Lu noted that the dates reported in this paper "are slightly older than the dates (of pottery found) in Japan. However, the accuracy of radiocarbon dates in the limestone area has been under debate for many years."
"I agree that pottery was made by foragers in South China, but I also think pottery was produced more or less contemporaneously in several places in East Asia ... from Russia, Japan to North and South China by foragers living in different environments," Lu added.
Boaretto, however, contends that "the importance of this study is the high precision dating, the systematic dating of the whole cave, to exclude mixing or intrusion of materials from above layers and the very detailed dating of the strata around the new pottery."
"This sets Yuchanyan as the earliest site where pottery has been made," she said. "We do not know if the technology moved from China to the other sites, but this hypothesis is stronger now than before."
Patrick E. McGovern, an anthropologist at the University of Pennsylvania, noted that figurines have been found in what is now the Czech Republic that go back as far as 35,000 years.
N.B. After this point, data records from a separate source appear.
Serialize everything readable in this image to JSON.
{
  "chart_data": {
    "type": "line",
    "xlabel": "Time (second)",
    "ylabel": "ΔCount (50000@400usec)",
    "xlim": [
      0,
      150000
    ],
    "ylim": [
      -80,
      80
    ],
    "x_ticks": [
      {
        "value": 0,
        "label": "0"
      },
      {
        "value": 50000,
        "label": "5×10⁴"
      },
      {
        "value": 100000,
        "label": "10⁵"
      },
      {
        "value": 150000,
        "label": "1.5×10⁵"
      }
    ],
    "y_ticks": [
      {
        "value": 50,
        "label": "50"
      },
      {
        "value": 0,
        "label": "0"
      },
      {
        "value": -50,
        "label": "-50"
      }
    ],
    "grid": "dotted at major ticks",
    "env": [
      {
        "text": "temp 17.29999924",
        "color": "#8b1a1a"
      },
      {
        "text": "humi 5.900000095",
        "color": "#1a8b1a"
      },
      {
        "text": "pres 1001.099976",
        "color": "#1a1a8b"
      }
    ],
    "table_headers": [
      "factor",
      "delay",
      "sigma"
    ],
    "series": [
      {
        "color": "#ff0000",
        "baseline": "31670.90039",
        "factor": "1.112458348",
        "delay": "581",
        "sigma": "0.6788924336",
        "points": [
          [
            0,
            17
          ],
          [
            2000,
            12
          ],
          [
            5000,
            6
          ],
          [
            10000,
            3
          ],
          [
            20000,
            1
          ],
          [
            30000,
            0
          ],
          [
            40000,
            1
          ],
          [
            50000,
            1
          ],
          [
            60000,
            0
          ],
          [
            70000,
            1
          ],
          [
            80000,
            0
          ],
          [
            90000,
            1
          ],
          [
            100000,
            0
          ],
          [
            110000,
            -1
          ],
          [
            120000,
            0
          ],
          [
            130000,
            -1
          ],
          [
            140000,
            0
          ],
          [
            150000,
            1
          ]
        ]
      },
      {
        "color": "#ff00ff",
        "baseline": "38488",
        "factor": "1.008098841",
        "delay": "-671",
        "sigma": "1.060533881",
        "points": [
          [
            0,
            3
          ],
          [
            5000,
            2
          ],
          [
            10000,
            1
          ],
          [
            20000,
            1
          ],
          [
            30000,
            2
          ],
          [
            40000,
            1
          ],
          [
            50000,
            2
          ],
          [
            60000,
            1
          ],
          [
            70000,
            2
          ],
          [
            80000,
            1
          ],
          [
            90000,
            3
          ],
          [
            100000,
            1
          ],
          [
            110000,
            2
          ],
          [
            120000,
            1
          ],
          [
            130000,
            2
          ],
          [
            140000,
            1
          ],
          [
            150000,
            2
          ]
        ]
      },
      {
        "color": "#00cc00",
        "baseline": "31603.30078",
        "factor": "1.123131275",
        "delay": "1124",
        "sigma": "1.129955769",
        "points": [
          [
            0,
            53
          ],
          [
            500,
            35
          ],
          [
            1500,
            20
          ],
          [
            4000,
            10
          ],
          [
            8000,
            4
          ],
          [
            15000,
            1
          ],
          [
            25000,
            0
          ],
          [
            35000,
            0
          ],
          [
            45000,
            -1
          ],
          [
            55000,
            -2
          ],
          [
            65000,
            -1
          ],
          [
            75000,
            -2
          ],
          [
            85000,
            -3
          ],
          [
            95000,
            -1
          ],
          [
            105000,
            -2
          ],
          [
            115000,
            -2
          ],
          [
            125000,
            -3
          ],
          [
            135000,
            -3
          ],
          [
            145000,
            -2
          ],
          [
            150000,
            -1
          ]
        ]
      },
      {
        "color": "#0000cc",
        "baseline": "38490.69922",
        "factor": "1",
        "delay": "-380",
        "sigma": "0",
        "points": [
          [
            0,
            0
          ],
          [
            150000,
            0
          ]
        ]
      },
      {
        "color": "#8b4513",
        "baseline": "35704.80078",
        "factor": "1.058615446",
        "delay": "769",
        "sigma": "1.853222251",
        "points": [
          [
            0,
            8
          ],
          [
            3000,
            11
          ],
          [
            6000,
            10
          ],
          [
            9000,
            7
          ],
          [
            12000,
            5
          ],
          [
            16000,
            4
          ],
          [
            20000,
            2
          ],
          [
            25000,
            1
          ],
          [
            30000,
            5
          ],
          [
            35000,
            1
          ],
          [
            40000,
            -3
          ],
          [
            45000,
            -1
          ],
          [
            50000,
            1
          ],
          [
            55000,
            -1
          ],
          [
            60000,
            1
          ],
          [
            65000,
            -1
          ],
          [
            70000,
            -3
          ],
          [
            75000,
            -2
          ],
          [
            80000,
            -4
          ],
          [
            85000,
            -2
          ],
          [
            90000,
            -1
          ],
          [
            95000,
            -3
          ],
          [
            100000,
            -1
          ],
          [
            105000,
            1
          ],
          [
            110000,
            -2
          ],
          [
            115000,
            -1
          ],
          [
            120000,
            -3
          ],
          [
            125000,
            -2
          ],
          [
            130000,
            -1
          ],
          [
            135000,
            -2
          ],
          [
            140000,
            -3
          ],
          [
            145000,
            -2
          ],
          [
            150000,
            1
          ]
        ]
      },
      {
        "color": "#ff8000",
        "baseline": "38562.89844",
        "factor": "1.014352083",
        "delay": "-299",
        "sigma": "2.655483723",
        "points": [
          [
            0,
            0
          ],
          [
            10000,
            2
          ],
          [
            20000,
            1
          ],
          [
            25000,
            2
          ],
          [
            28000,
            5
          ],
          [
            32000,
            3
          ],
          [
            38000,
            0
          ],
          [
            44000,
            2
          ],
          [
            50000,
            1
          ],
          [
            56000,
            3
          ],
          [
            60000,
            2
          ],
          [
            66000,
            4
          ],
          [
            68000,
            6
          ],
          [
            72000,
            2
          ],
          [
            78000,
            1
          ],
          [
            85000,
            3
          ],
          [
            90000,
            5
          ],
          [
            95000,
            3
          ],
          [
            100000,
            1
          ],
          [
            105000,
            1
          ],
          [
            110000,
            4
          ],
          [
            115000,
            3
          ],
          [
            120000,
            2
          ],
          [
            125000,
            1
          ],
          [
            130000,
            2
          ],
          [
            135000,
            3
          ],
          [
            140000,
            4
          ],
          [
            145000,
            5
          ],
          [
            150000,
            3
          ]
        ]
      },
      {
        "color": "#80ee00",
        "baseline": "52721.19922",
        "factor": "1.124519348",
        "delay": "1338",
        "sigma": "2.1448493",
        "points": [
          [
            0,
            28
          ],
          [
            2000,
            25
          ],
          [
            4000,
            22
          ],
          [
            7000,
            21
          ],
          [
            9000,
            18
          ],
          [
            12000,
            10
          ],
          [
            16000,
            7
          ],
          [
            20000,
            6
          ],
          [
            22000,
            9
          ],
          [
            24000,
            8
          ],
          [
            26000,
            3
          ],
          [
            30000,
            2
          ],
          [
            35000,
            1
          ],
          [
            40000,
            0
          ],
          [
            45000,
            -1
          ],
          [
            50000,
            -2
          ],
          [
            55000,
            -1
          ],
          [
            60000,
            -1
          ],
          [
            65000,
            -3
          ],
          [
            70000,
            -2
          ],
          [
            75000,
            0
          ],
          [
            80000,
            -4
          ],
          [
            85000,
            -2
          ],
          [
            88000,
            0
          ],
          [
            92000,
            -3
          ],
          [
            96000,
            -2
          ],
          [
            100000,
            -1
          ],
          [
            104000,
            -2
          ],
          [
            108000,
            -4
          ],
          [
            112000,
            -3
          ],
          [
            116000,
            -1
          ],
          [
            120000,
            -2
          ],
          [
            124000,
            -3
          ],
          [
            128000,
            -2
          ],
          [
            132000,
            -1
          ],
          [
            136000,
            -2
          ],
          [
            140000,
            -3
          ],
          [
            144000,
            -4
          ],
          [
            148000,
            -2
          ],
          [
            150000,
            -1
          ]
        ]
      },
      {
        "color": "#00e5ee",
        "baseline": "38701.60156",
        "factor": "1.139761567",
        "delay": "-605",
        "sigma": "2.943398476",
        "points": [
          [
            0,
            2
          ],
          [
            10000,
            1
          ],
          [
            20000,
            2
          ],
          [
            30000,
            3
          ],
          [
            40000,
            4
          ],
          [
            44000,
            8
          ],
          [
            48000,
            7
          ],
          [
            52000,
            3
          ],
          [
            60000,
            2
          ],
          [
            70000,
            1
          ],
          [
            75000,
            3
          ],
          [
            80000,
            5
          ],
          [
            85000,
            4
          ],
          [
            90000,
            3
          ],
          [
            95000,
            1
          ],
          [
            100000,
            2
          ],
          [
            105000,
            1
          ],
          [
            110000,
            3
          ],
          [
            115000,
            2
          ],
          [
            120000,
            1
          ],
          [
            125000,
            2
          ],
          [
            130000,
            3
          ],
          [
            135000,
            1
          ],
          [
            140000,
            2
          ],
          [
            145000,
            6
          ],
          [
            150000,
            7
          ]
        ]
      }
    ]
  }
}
But those were not actual pottery vessels, he said.
"I had long thought that Japan would be the earliest," McGovern said, but in researching his forthcoming book on the history of alcoholic drinks, "Uncorking the Past," he found evidence of development of ancient drinks in China. "China has a lot of very early remains," he said, "so why not pottery."
This report "firms up that evidence for China," as the home of the earliest pottery yet found, he said, though there does seem to be a long gap between the Czech figurines and the Chinese pottery.
"It makes you wonder what was going on," McGovern said.
Boaretto's research was funded by the Peabody Museum of Harvard University, Hunan Provincial Institute of Archaeology and Cultural Relics and the Weizmann Institute of Science in Israel.